Even though he was just 13 at the time, he felt the need to show his developing manhood with a display of gallantry.

Remember, Julio, when you purchased the necklace from Ate with the first significant money you made? Instead of me giving you a present for your wedding, you gave it to me. You laughed as you handed it to me. When Gloria was still living, I pawned it to you, and then again now. “

Don Julio hurriedly turned away when he noticed the distorted fingers extending the tightly folded money. He marched up to Zenaida’s chamber sternly, a man determined to pay back a debt of honour. I couldn’t get the lock to turn.

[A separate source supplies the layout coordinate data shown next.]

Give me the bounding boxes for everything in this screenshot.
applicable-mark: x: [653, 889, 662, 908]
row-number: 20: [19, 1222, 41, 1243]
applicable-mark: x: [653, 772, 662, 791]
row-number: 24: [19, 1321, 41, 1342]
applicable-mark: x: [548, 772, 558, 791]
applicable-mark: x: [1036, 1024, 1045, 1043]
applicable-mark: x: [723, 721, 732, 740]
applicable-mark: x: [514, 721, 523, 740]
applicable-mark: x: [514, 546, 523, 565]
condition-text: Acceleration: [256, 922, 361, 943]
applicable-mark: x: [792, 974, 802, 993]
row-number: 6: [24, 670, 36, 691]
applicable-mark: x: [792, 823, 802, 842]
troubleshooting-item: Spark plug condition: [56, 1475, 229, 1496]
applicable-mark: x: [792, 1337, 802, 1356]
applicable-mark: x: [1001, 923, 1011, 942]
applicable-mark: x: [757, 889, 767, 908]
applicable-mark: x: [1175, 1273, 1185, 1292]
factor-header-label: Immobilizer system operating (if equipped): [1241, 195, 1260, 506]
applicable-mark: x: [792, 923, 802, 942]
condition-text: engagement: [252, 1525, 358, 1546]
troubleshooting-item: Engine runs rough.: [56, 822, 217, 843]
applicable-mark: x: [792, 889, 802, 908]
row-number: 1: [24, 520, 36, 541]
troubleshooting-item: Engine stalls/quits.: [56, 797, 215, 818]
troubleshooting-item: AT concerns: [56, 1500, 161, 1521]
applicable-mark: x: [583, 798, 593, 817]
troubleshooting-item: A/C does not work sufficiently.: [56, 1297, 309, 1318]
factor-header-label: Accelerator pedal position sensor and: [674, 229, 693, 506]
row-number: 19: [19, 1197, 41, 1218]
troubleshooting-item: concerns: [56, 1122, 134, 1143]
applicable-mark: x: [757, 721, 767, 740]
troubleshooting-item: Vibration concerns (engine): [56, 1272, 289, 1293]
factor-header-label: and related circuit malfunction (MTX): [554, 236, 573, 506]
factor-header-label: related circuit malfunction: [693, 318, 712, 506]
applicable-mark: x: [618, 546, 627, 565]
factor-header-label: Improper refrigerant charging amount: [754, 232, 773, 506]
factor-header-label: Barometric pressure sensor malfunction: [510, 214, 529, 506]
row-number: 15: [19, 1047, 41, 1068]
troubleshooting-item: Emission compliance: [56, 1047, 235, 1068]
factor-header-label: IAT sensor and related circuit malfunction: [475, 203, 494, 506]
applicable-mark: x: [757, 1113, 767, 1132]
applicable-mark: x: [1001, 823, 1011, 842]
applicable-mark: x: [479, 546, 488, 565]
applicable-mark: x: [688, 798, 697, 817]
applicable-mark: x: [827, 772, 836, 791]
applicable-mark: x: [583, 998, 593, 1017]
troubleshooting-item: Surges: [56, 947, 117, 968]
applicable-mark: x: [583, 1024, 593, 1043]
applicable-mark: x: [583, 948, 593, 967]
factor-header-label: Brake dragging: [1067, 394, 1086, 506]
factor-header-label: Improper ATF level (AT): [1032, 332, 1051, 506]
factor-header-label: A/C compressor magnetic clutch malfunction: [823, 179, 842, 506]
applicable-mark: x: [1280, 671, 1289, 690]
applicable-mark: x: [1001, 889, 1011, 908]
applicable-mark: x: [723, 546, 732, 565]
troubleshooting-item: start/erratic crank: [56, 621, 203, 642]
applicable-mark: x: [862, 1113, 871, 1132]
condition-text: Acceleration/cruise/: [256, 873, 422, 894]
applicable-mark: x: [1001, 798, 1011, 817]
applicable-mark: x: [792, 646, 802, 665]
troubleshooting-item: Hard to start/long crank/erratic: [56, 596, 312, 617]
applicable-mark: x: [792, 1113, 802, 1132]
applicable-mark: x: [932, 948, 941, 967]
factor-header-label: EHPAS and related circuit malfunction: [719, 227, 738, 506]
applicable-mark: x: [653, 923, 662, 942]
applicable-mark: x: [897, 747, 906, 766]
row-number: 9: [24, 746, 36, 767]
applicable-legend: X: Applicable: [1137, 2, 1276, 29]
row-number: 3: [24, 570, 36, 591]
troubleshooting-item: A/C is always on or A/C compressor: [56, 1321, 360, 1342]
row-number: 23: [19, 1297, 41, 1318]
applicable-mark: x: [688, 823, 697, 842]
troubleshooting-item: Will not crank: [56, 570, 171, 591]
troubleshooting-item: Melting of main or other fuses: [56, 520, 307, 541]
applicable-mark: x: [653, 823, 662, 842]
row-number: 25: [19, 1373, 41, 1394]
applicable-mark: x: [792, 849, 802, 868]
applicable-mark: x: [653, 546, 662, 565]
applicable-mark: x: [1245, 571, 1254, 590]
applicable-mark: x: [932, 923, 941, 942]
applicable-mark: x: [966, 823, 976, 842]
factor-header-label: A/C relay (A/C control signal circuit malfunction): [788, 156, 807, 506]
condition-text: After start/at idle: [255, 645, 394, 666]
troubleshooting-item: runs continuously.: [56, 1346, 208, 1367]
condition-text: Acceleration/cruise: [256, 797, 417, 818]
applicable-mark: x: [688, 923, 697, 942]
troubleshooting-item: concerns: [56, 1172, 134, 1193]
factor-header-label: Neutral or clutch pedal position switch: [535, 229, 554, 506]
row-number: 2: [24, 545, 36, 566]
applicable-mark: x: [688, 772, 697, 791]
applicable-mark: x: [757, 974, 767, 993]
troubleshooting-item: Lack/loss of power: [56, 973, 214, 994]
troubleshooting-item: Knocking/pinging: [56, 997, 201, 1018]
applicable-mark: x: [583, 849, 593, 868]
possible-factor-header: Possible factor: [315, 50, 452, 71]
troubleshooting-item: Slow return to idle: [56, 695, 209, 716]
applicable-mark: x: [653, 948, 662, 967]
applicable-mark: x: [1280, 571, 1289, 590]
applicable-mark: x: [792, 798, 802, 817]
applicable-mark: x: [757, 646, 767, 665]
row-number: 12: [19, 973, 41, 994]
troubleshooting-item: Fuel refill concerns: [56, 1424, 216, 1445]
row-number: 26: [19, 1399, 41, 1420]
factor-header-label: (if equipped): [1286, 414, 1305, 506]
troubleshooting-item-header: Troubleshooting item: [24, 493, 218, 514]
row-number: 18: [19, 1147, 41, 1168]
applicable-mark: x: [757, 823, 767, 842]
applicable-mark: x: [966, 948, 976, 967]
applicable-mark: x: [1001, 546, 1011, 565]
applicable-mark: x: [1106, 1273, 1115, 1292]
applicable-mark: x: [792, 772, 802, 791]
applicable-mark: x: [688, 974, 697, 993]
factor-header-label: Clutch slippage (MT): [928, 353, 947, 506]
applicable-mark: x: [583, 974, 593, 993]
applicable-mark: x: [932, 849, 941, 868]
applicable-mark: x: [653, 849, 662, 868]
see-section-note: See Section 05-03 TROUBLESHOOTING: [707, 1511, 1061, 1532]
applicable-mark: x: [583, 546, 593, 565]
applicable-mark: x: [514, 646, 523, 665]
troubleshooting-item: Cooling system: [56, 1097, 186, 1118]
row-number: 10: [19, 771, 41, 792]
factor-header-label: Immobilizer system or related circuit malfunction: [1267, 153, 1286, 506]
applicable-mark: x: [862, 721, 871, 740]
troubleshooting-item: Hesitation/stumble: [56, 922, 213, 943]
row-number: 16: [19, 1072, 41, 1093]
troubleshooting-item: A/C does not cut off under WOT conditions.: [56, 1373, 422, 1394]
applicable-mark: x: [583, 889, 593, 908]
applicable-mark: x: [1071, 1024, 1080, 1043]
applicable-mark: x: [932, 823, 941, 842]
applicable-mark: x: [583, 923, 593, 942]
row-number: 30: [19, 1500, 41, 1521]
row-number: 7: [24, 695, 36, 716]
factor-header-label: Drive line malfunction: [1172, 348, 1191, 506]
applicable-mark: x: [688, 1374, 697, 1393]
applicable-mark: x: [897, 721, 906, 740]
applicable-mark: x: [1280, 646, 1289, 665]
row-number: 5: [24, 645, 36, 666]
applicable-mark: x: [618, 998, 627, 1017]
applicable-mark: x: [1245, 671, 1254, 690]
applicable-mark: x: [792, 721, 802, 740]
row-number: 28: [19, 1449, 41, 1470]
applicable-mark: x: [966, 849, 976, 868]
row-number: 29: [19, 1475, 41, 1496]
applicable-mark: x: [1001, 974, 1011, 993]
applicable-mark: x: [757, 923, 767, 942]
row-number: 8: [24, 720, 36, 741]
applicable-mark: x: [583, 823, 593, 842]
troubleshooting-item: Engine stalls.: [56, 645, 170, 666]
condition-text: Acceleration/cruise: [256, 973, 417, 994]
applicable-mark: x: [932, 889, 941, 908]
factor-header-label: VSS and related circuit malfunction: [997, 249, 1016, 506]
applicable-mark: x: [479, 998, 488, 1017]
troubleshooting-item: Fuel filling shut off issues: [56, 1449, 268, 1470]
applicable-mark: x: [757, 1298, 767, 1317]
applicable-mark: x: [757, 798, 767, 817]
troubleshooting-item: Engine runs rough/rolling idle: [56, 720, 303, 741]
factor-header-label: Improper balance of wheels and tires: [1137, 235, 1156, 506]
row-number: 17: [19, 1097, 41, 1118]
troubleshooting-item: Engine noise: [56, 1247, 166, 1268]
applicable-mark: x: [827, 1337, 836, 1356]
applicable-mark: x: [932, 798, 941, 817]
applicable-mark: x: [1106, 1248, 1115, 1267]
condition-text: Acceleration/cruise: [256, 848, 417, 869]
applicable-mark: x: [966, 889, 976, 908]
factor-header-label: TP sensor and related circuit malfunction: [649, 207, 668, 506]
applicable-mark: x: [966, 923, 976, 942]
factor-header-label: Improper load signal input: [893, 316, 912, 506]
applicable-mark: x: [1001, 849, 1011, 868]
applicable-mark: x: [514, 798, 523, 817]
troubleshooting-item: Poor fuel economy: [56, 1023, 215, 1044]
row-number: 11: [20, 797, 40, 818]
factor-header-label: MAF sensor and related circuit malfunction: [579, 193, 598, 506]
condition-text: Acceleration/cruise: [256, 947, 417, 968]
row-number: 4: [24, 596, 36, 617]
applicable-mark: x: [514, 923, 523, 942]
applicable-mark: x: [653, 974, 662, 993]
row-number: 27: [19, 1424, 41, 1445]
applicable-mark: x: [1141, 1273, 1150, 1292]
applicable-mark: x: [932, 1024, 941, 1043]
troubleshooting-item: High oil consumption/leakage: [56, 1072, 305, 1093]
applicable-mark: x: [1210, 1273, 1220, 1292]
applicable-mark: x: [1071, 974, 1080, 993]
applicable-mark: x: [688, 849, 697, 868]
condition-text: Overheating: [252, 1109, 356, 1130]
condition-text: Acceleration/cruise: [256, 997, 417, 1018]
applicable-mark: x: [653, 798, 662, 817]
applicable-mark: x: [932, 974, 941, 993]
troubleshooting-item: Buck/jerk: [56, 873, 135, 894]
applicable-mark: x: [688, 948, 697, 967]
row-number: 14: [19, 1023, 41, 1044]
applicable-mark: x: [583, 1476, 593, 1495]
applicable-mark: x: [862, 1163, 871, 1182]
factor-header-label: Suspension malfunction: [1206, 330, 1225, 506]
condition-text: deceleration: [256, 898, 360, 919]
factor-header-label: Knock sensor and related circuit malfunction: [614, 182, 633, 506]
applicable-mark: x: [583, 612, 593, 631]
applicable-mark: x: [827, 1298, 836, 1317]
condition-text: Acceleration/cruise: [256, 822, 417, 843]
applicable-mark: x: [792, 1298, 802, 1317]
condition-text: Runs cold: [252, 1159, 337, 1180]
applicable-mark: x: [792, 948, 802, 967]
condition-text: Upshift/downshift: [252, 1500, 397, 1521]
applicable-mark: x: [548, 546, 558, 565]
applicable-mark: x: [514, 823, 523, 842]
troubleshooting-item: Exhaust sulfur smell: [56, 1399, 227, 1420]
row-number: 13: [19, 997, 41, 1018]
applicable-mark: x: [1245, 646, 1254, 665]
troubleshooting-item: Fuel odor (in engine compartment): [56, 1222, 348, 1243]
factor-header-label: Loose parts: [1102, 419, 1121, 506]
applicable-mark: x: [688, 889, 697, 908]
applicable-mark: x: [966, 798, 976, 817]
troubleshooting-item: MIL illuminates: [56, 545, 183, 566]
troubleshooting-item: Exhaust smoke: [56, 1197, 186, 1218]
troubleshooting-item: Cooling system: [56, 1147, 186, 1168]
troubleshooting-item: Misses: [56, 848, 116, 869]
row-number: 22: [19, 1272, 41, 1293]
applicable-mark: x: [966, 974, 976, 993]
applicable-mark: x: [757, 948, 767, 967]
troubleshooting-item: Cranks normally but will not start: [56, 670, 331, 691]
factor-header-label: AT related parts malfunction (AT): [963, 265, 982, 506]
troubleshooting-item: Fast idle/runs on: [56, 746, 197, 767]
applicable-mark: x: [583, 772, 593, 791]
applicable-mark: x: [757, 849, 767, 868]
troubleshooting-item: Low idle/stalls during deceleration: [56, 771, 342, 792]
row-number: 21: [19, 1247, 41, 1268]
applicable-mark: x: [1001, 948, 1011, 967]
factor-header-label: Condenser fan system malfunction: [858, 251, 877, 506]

He screamed, “Zenaida!” What about that necklace? Bring it along. Now. “

Zenaida stayed secluded in her chamber.

In an attempt to push the knob, Don Julio’s hands grasped it. This noise sounded like the rattling of bones. He let go of the door knob and, unable to look Sepa in the eyes, knocked lightly on the door with his head lowered.

With his voice cracking on the board, “Zenaida” was all he could muster. I’m coming to pay you a visit. “

Zenaida’s loud voice pierced the long corridor’s quiet as he strolled across the hall to his own room and waited.